Mithilfe eines Peelings können Sie das Haar an die Oberfläche bringen. Auch warme Kompressen weichen die Haut auf und sorgen für eine Abheilung der Entzündung. Wird das Haar sichtbar, können Sie es vorsichtig mit einer sterilen Pinzette hinausziehen. Gehen Sie dabei wirklich behutsam und vorsichtig um, um keine weiteren Hautverletzungen zu riskieren. Reinigen Sie die danach Hautstelle gründlich, um Entzündungen vorzubeugen.

Wichtig: Liegt das Haar nicht frei, ist stark entzündet oder hat sich ein großer Abszess gebildet, sollten Sie einen Arzt aufsuchen, um das Haar professionell entfernen zu lassen. 

Hilft Zugsalbe gegen eingewachsene Haare im Intimbereich?

Bei Entzündungen aller Art kommen gerne Zugsalben zum Einsatz. Wie es der Name schon erahnen lässt, zieht die Salbe Entzündungen aus der Haut heraus, sodass Eiter leichter abfließen kann und die Heilung gefördert wird. Kann daher Zugsalbe hilfreich bei einem entzündeten, eingewachsenen Haar im Intimbereich sein?  Allerdings sollten Sie von einer Anwendung mit Zugsalbe im Intimbereich besser absehen.
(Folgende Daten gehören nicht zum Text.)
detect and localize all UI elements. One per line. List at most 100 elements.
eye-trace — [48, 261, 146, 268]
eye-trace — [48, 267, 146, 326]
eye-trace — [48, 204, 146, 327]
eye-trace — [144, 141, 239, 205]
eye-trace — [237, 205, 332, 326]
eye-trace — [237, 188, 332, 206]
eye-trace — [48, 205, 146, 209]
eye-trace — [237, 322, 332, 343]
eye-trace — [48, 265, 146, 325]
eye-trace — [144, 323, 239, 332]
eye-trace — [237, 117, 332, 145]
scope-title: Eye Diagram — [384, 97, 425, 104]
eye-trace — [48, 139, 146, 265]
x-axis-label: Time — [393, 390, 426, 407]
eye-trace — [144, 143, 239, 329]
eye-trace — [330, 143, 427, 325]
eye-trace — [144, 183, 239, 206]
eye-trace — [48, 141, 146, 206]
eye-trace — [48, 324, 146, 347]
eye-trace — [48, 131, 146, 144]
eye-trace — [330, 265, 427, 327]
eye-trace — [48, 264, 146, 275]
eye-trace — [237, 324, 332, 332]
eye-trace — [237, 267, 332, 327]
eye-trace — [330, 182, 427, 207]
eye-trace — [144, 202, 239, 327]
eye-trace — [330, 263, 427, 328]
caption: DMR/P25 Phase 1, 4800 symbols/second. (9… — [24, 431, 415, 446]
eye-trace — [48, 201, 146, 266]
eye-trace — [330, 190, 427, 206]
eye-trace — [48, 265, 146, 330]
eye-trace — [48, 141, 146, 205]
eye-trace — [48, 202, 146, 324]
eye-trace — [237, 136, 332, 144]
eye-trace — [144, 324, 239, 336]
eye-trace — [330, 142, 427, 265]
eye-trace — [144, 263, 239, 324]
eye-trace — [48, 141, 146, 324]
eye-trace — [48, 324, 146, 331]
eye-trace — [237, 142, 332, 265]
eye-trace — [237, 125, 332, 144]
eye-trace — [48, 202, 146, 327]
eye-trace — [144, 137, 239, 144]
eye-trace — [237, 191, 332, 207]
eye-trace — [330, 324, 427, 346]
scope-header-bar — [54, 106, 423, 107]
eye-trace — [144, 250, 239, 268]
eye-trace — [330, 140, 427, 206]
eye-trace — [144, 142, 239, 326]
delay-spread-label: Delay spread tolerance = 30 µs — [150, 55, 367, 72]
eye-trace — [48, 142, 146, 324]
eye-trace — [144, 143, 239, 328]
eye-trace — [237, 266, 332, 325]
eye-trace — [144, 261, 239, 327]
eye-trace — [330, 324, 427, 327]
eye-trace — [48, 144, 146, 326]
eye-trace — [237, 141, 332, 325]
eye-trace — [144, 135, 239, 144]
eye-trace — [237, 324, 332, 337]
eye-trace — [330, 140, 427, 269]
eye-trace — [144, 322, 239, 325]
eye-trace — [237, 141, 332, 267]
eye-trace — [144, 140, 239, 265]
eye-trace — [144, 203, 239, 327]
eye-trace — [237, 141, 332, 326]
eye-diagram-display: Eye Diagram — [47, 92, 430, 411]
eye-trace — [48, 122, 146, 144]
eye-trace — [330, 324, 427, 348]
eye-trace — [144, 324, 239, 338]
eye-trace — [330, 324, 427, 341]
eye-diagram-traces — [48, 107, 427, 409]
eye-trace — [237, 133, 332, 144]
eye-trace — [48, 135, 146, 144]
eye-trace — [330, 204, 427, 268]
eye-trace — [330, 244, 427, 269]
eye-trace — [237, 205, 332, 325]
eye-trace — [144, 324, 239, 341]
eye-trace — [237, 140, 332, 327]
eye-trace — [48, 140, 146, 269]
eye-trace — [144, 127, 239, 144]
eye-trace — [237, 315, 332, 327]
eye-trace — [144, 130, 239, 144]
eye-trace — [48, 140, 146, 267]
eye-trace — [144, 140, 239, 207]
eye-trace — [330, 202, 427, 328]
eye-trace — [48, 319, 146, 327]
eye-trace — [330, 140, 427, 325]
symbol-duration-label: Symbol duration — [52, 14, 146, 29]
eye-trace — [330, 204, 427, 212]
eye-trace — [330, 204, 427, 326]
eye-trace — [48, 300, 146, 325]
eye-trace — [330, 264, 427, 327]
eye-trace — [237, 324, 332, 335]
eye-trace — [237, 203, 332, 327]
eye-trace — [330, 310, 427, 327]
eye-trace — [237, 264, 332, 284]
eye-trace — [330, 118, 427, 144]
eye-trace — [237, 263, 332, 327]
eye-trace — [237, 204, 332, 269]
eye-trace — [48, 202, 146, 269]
Denn: Die Haut in Ihrem Intimbereich ist besonders empfindlich und kann daher mit Rötungen und Juckreiz auf die Salbe reagieren. 

Eingewachsene Haare im Intimbereich vorbeugen

Um eingewachsene Haare und unschöne Irritationen zukünftig zu vermeiden, sollten Sie folgende Tipps beherzigen:

  • Achten Sie darauf, dass Ihre Rasierklingen stets scharf sind. Wechseln Sie diese regelmäßig aus, etwa nach fünf bis zehn Anwendungen.  
  • Verwenden Sie für Ihren Intimbereich stets eine eigene Klinge. 
  • Rasieren Sie stets nass und nicht trocken. Verwenden Sie dafür einen Rasierschaum oder -gel.
  • Rasieren Sie in Wuchsrichtung, um Hautreizungen zu reduzieren.
  • Um verstopfte Poren zu vermeiden und abgestorbene Hautschuppen abzutragen, peelen Sie Ihre Haut vor der Rasur.  
  • Setzen Sie statt aufs Rasieren auf Waxing oder Sugaring. Diese Methoden der Haarentfernung sind zwar schmerzhafter, aber eingewachsene Haare im Intimbereich kommen seltener vor.  
  • Pflegen Sie nach der Haarentfernung Ihre Haut und versorgen Sie sie mit Feuchtigkeit. Verwenden Sie für Ihren empfindlichen Intimbereich keine Salben und Cremes, die Alkohol enthalten oder parfümiert sind. Besonders sanft zur Haut sind Babypuder oder Babyöl.
  • Eine weitere Alternative zur Rasur kann eine dauerhafte Haarentfernung sein. Dank eines Lasers oder einem Intense Pulsed Light (IPL) werden die Haarwurzeln zerstört und wachsen nicht mehr nach.